A la Salle Gaveau, le Nabucco frémissant de Placido Domingo

- Publié le 9 avril 2024 à 11:29
A quatre-vingt-trois ans, entouré par une formidable équipe de jeunes chanteurs, le baryton superstar a gardé intacte sa force d'incarnation.
Nabucco de Verdi

Il règne toujours une ambiance très festive lors les concerts organisés avec Placido Domingo à Paris. Bien sûr, c’est avant tout pour voir et entendre cette icône que jeudi dernier, le public s’est pressé si nombreux à la salle Gaveau. Jouer un opéra comme Nabucco en version de concert sur cette scène peu adaptée à l’accueil de tels effectifs, est un pari ambitieux. Pourtant, la soirée a réservé de grands moments.

Domingo ayant désormais quatre-vingt-trois ans, on ne peut juger sa prestation qu’en admirant de ce qu’il est toujours en mesure d’offrir : son timbre légendaire et chaleureux, au service d’une incarnation sincère qui atteint des sommets dans plusieurs passages particulièrement émouvants où il fait corps avec son personnage – une scène de folie tout en frémissements, des accents très touchants dans le duo avec sa fille, une troublante prière à Jehovah.

Timbre mordant

Le baryton superstar a surtout réuni autour de lui une équipe de jeunes artistes exceptionnels.

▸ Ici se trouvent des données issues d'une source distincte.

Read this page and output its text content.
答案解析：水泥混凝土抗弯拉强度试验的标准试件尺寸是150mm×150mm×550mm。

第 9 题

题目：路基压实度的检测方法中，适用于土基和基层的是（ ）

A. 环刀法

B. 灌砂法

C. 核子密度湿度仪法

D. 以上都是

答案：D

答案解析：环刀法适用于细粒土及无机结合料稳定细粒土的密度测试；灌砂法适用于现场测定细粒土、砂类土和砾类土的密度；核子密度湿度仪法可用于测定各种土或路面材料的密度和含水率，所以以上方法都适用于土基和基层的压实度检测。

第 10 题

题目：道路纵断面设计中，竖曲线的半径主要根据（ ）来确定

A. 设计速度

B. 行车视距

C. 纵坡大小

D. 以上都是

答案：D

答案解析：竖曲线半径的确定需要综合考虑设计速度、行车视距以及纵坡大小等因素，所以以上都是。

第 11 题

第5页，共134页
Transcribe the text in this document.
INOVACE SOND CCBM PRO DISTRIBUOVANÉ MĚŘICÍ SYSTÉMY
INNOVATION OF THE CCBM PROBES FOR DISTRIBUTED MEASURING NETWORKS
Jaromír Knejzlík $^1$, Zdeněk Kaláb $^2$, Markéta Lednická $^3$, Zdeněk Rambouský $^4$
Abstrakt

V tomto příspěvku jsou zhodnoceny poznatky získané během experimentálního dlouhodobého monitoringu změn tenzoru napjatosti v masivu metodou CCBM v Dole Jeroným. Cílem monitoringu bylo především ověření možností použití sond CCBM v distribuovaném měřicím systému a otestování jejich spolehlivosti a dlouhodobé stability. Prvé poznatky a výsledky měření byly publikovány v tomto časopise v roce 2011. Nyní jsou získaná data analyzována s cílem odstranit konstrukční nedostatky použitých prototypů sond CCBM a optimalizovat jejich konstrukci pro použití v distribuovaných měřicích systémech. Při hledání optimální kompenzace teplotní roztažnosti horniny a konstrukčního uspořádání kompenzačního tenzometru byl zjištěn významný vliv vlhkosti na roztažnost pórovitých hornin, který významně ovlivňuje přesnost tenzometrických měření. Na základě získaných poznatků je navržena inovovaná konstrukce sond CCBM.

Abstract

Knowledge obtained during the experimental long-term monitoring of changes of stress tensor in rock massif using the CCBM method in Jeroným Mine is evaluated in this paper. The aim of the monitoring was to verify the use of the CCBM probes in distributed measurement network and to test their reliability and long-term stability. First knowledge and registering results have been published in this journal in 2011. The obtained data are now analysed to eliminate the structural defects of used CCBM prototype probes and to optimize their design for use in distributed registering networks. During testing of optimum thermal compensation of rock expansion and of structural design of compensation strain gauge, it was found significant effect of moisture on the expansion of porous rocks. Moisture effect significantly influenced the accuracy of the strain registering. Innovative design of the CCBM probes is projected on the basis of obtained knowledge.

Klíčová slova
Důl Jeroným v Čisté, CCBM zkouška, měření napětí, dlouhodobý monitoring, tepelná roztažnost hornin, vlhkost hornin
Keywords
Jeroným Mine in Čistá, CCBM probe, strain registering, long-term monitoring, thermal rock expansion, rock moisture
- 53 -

La Russe Olga Maslova s’impose dès les premières mesures comme une saisissante Abigaille, se jouant de cette tessiture mortelle, d’une aisance confondante dans les redoutables sauts d’intervalles. Le timbre est mordant comme il le faut, et le chant, jamais forcé, sait aussi s’adoucir en de souples et délicats pianissimi. Tout juste devra-t-elle perfectionner la précision de ses trilles et vocalises.

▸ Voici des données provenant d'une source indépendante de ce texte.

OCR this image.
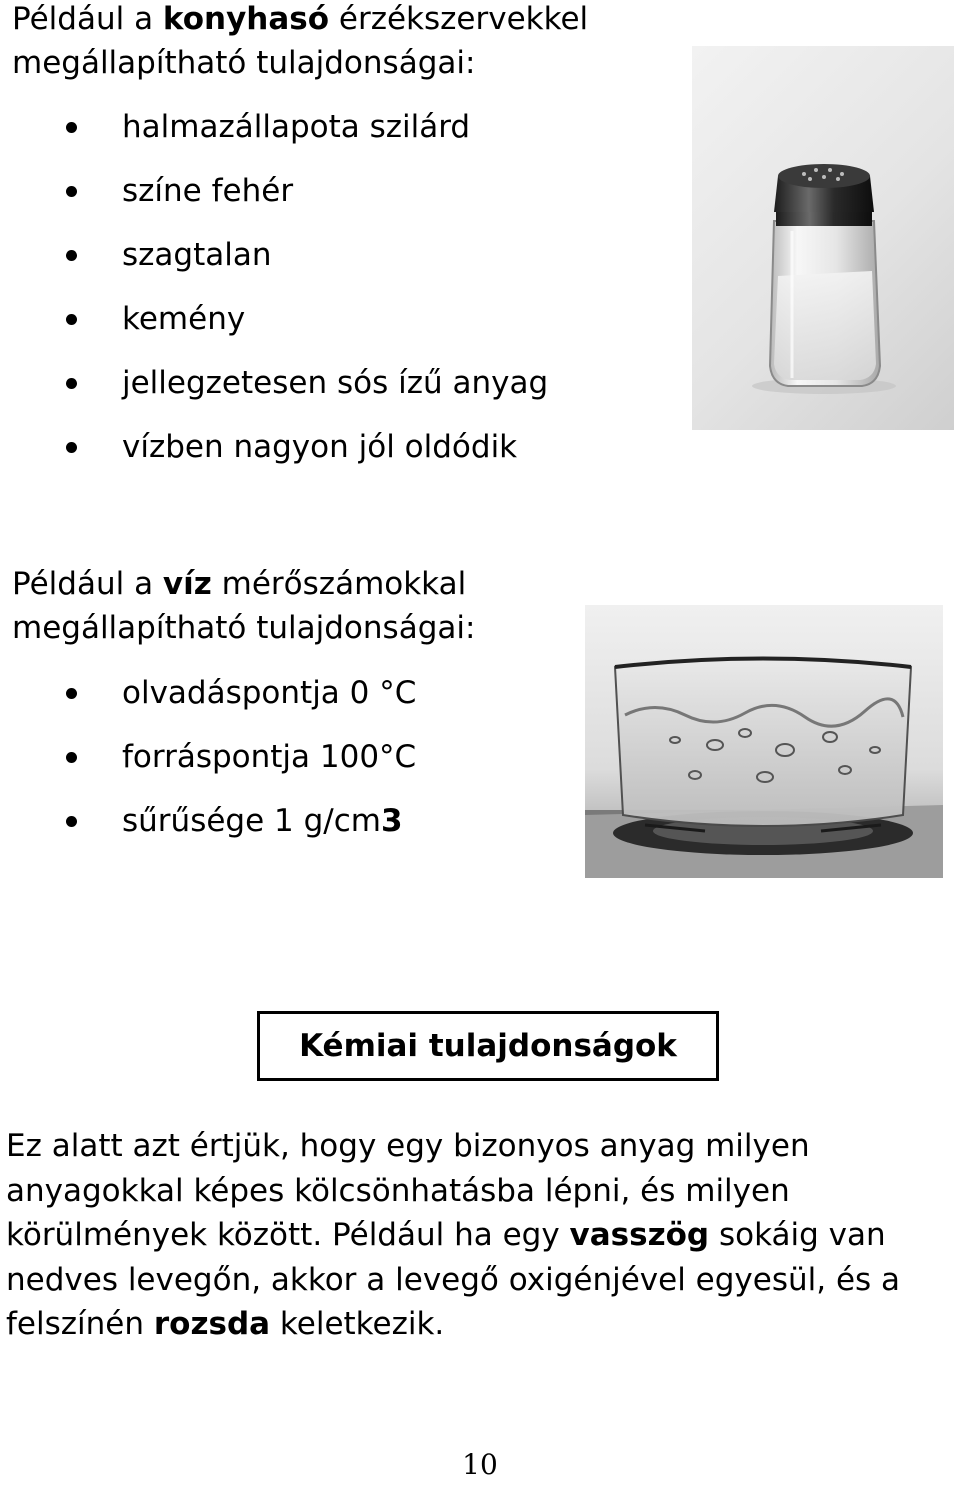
Például a konyhasó érzékszervekkel megállapítható tulajdonságai:

halmazállapota szilárd
színe fehér
szagtalan
kemény
jellegzetesen sós ízű anyag
vízben nagyon jól oldódik

Például a víz mérőszámokkal megállapítható tulajdonságai:

olvadáspontja 0 °C
forráspontja 100°C
sűrűsége 1 g/cm3
Kémiai tulajdonságok

Ez alatt azt értjük, hogy egy bizonyos anyag milyen anyagokkal képes kölcsönhatásba lépni, és milyen körülmények között. Például ha egy vasszög sokáig van nedves levegőn, akkor a levegő oxigénjével egyesül, és a felszínén rozsda keletkezik.

10
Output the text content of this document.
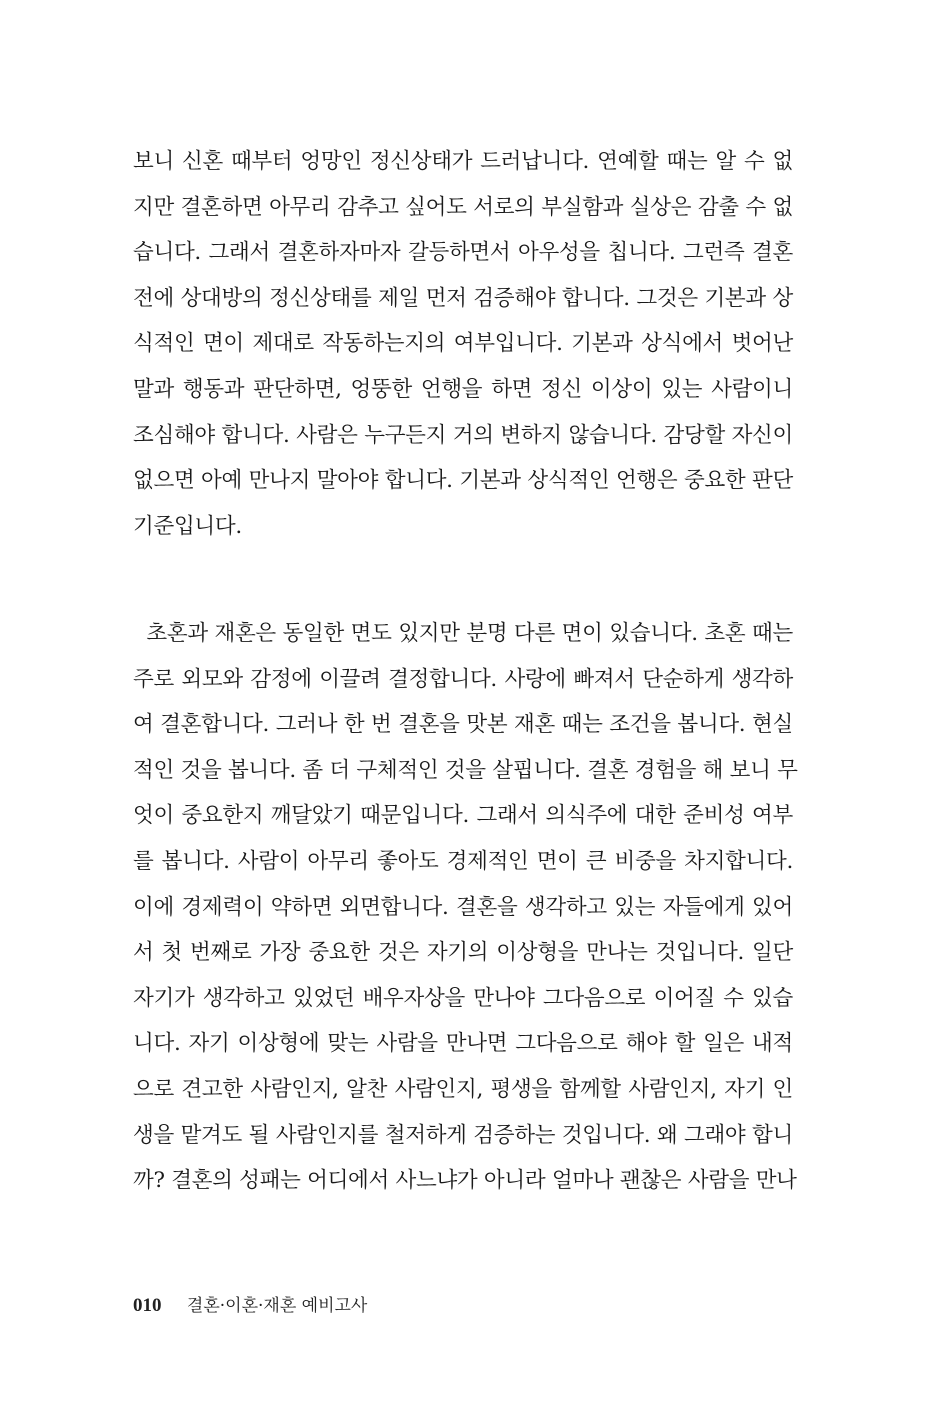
보니 신혼 때부터 엉망인 정신상태가 드러납니다. 연예할 때는 알 수 없
지만 결혼하면 아무리 감추고 싶어도 서로의 부실함과 실상은 감출 수 없
습니다. 그래서 결혼하자마자 갈등하면서 아우성을 칩니다. 그런즉 결혼
전에 상대방의 정신상태를 제일 먼저 검증해야 합니다. 그것은 기본과 상
식적인 면이 제대로 작동하는지의 여부입니다. 기본과 상식에서 벗어난
말과 행동과 판단하면, 엉뚱한 언행을 하면 정신 이상이 있는 사람이니
조심해야 합니다. 사람은 누구든지 거의 변하지 않습니다. 감당할 자신이
없으면 아예 만나지 말아야 합니다. 기본과 상식적인 언행은 중요한 판단
기준입니다.
초혼과 재혼은 동일한 면도 있지만 분명 다른 면이 있습니다. 초혼 때는
주로 외모와 감정에 이끌려 결정합니다. 사랑에 빠져서 단순하게 생각하
여 결혼합니다. 그러나 한 번 결혼을 맛본 재혼 때는 조건을 봅니다. 현실
적인 것을 봅니다. 좀 더 구체적인 것을 살핍니다. 결혼 경험을 해 보니 무
엇이 중요한지 깨달았기 때문입니다. 그래서 의식주에 대한 준비성 여부
를 봅니다. 사람이 아무리 좋아도 경제적인 면이 큰 비중을 차지합니다.
이에 경제력이 약하면 외면합니다. 결혼을 생각하고 있는 자들에게 있어
서 첫 번째로 가장 중요한 것은 자기의 이상형을 만나는 것입니다. 일단
자기가 생각하고 있었던 배우자상을 만나야 그다음으로 이어질 수 있습
니다. 자기 이상형에 맞는 사람을 만나면 그다음으로 해야 할 일은 내적
으로 견고한 사람인지, 알찬 사람인지, 평생을 함께할 사람인지, 자기 인
생을 맡겨도 될 사람인지를 철저하게 검증하는 것입니다. 왜 그래야 합니
까? 결혼의 성패는 어디에서 사느냐가 아니라 얼마나 괜찮은 사람을 만나
010 결혼·이혼·재혼 예비고사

On est également sous le charme de Marko Mimica, basse de grande classe qui triomphe en Zaccaria, grâce à son émission nette, à sa ligne élégante, à ses graves profonds et ses aigus triomphaux. La Fenena d’Elmina Hasan séduit également par la richesse d’un mezzo sublimement velouté. Matteo Roma, ténor lyrique clair et bien projeté, assume de son côté avec vaillance le rôle d’Ismaele – même si son étoffe légère le destinerait plus naturellement à Nemorino. L’Anna de Lucie Peyramaure se distingue par la pureté de son soprano, l’Abdallo d’Emilien Marion par son assurance. Et si le rôle du Grand Prêtre n’offre que quelques phrases à la basse coréenne Inho Jeong, elles sont loin de passer inaperçues.

L’Orchestre Colonne à son meilleur

Bien préparé par son chef Till Aly, et visiblement plein d’ardeur devant la tâche qui lui était confiée, le Chœur de Paris, éparpillé jusqu’au balcon, ne démérite pas. Mais cet ensemble amateur ne possède ni le moelleux, ni la profondeur, ni la variété de dynamiques véritablement requis, sa sonorité paraissant souvent émaciée, en particulier dans les passages les plus doux.

Très attentif à ses solistes, le chef Leonardo Sini, peine toutefois à maintenir la cohésion de ses diverses troupes, ce qui donne lieu par instants à quelques légers cafouillages. Mais malgré une acoustique qui ne tend guère à valoriser les textures symphoniques, l’Orchestre Colonne soutient efficacement les chanteurs, tout en offrant une vigoureuse ouverture, une marche funèbre d’une poignante noblesse et de beaux accents dans les solos.

Nabucco de Verdi. Paris, salle Gaveau, le 4 avril.